Part of the Project
Having attended the Design Indaba Festival since she was in grade eleven, 23-year old graphic designer Thaakierah Abdul was always certain she’d one day showcase her work at the festival.
“I always told everyone,” she says, “‘The end result is I exhibit at Design Indaba.’”
Last year, that long held aspiration came to pass when she was selected to be part of the Emerging Creatives Class of 2018.
A graphic design student at Stellenbosch University, Abdul uses her visual work – which deftly combines both imagery and text – to break down barriers within her own community, push for the recognition of her cultural heritage and reject all forms of marginalisation.
For her exhibition at Design Indaba 2018, Abdul created what she has termed ‘a visual culture’ based on her Cape Malay heritage.
Cognisant of how much of the history of her culture has been ignored or erased by the legacy of white supremacy, her experimentations with graphics, typography and imagery capture her experience of life as a Cape Malay woman.
Considering her work to be something of a collaboration with those she interacts with on a daily basis, Abdul draws inspiration from family members, people on the streets, and even the informal traders that characterise Cape Town’s streets.
Passionate about working with her hands, she loves to fight convention – both conceptually and in terms of design. Even the name of her brand is slightly atypical.

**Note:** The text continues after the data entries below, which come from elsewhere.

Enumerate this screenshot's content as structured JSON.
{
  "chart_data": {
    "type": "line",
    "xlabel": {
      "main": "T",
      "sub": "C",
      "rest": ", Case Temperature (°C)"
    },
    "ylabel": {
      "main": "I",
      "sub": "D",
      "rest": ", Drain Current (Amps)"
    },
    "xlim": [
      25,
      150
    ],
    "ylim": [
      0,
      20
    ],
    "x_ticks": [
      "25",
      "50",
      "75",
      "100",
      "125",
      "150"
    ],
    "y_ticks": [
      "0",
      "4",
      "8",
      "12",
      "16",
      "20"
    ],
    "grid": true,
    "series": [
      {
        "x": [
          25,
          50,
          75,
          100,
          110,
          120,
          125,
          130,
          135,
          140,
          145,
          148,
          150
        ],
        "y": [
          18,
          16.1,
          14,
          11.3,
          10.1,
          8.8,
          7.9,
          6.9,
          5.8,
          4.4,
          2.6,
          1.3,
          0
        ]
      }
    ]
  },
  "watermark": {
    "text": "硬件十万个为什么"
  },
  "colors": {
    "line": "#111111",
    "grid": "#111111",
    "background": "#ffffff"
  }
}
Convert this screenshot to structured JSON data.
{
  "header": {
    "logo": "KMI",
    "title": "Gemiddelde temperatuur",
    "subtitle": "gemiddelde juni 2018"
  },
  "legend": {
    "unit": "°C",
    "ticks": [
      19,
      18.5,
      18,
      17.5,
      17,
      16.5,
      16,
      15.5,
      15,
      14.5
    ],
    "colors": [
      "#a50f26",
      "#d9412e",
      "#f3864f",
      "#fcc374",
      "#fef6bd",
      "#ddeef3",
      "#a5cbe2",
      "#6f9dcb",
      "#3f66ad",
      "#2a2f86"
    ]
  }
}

‘My personal brand is called White Space,” Abdul explains, “which is a design principle and its something I’m not good at.” Ironic and amusing, it’s also a reference to her position as a coloured, Muslim woman occupying space at the historically white University of Stellenbosch.
Thanks to Abdul’s eye-catching display at Design Indaba, she was also was the recipient of a bursary that will enable her to complete her Master's degree.